By Sean Hartnett
British research submarine Boaty McBoatface made a startling discovery during its maiden voyage. The humorously-named submarine uncovered a significant link between Antarctic winds and rising sea temperatures.
The ship travelled 112 miles, measuring the temperature, saltiness and turbulence across three days of research.
Boaty McBoatface was able to capture a 3D map of deep ocean waters as they move away from Antarctica. The findings have confirmed that turbulence is causing warm water is raising the temperature of colder water running along the ocean floor. Scientists are connecting this behavior to changing wind patterns.
“The data from Boaty McBoatface gave us a completely new way of looking at the deep ocean -- the path taken by Boaty created a spatial view of the turbulence near the seafloor,” Eleanor Frajka-Williams of the National Oceanography Centre said in a statement.
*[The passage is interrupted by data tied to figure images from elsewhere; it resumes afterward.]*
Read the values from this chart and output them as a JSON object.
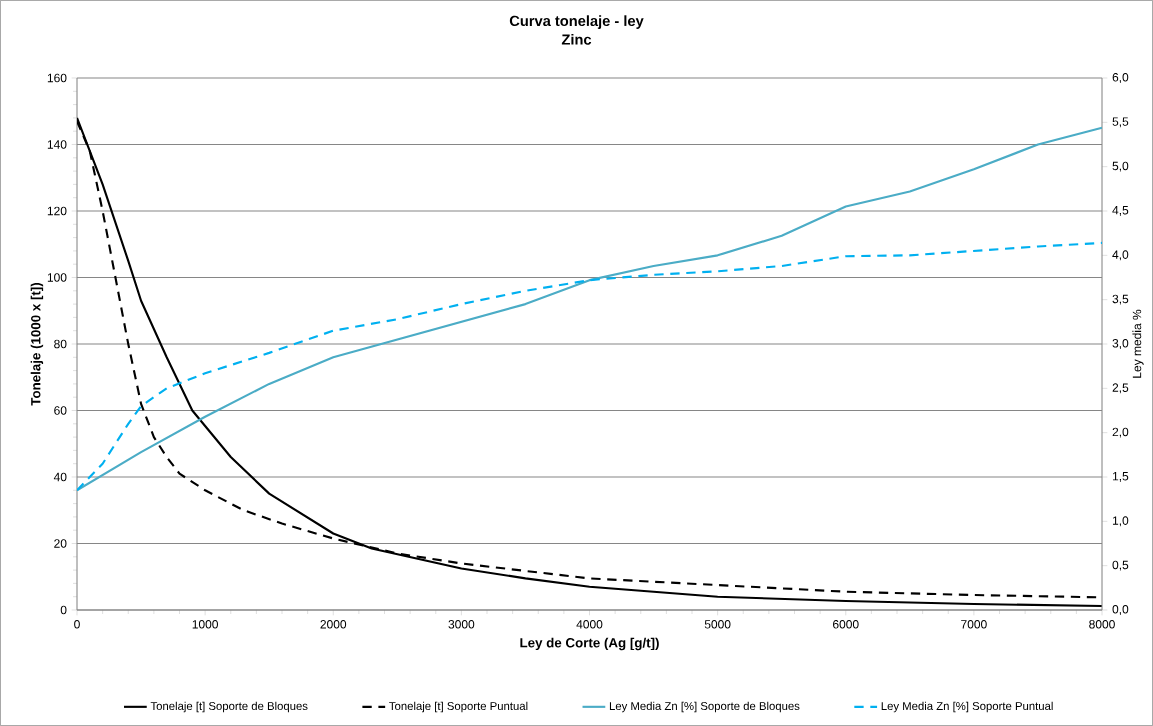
{
  "chart_data": {
    "type": "line",
    "title": "Curva tonelaje - ley",
    "subtitle": "Zinc",
    "xlabel": "Ley de Corte (Ag [g/t])",
    "ylabel": "Tonelaje (1000 x [t])",
    "y2label": "Ley media %",
    "xlim": [
      0,
      8000
    ],
    "xticks": [
      0,
      1000,
      2000,
      3000,
      4000,
      5000,
      6000,
      7000,
      8000
    ],
    "ylim": [
      0,
      160
    ],
    "yticks": [
      0,
      20,
      40,
      60,
      80,
      100,
      120,
      140,
      160
    ],
    "y2lim": [
      0,
      6
    ],
    "y2ticks": [
      {
        "value": 0,
        "label": "0,0"
      },
      {
        "value": 0.5,
        "label": "0,5"
      },
      {
        "value": 1,
        "label": "1,0"
      },
      {
        "value": 1.5,
        "label": "1,5"
      },
      {
        "value": 2,
        "label": "2,0"
      },
      {
        "value": 2.5,
        "label": "2,5"
      },
      {
        "value": 3,
        "label": "3,0"
      },
      {
        "value": 3.5,
        "label": "3,5"
      },
      {
        "value": 4,
        "label": "4,0"
      },
      {
        "value": 4.5,
        "label": "4,5"
      },
      {
        "value": 5,
        "label": "5,0"
      },
      {
        "value": 5.5,
        "label": "5,5"
      },
      {
        "value": 6,
        "label": "6,0"
      }
    ],
    "grid": "y",
    "legend": "bottom",
    "marker": "none",
    "series": [
      {
        "name": "Tonelaje [t] Soporte de Bloques",
        "color": "#000000",
        "line_style": "solid",
        "x": [
          0,
          200,
          400,
          500,
          700,
          900,
          1200,
          1500,
          2000,
          2300,
          3000,
          3500,
          4000,
          4500,
          5000,
          6000,
          7000,
          8000
        ],
        "values": [
          148,
          128,
          105,
          93,
          76,
          60,
          46,
          35,
          23,
          18.5,
          12.5,
          9.5,
          7,
          5.5,
          4,
          2.7,
          1.8,
          1.2
        ]
      },
      {
        "name": "Tonelaje [t] Soporte Puntual",
        "color": "#000000",
        "line_style": "dashed",
        "x": [
          0,
          100,
          200,
          300,
          400,
          500,
          600,
          700,
          800,
          1000,
          1300,
          1600,
          2000,
          2500,
          3000,
          4000,
          5000,
          6000,
          7000,
          8000
        ],
        "values": [
          147,
          138,
          120,
          100,
          80,
          62,
          52,
          46,
          41,
          36,
          30,
          26,
          21.5,
          17,
          14,
          9.5,
          7.5,
          5.5,
          4.5,
          3.8
        ]
      },
      {
        "name": "Ley Media Zn [%] Soporte de Bloques",
        "color": "#4bacc6",
        "line_style": "solid",
        "axis": "y2",
        "x": [
          0,
          500,
          1000,
          1500,
          2000,
          2500,
          3000,
          3500,
          4000,
          4500,
          5000,
          5500,
          6000,
          6500,
          7000,
          7500,
          8000
        ],
        "values": [
          1.35,
          1.78,
          2.18,
          2.55,
          2.85,
          3.05,
          3.25,
          3.45,
          3.72,
          3.88,
          4.0,
          4.22,
          4.55,
          4.72,
          4.97,
          5.25,
          5.44
        ]
      },
      {
        "name": "Ley Media Zn [%] Soporte Puntual",
        "color": "#00b0f0",
        "line_style": "dashed",
        "axis": "y2",
        "x": [
          0,
          200,
          400,
          500,
          700,
          1000,
          1500,
          2000,
          2500,
          3000,
          3500,
          4000,
          4500,
          5000,
          5500,
          6000,
          6500,
          7000,
          7500,
          8000
        ],
        "values": [
          1.35,
          1.65,
          2.1,
          2.3,
          2.5,
          2.67,
          2.9,
          3.15,
          3.28,
          3.45,
          3.6,
          3.72,
          3.78,
          3.82,
          3.88,
          3.99,
          4.0,
          4.05,
          4.1,
          4.14
        ]
      }
    ]
  }
}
“This study is a great example of how exciting new technology can be used along with ship-based measurements and cutting-edge ocean models to discover and explain previously unknown processes affecting heat transport within the ocean,” stated Povl Abrahamsen of the British Antarctic Survey.
The $300 million polar research ship was given its unusual name via a public poll. Over 124,000 votes were cast in favor of the ship’s current name after BBC Radio Jersey presenter James Hand jokingly suggested the silly moniker.
Antarctic winds have continued to grow stronger due to the thinning of the ozone layer and the build-up of greenhouse gases.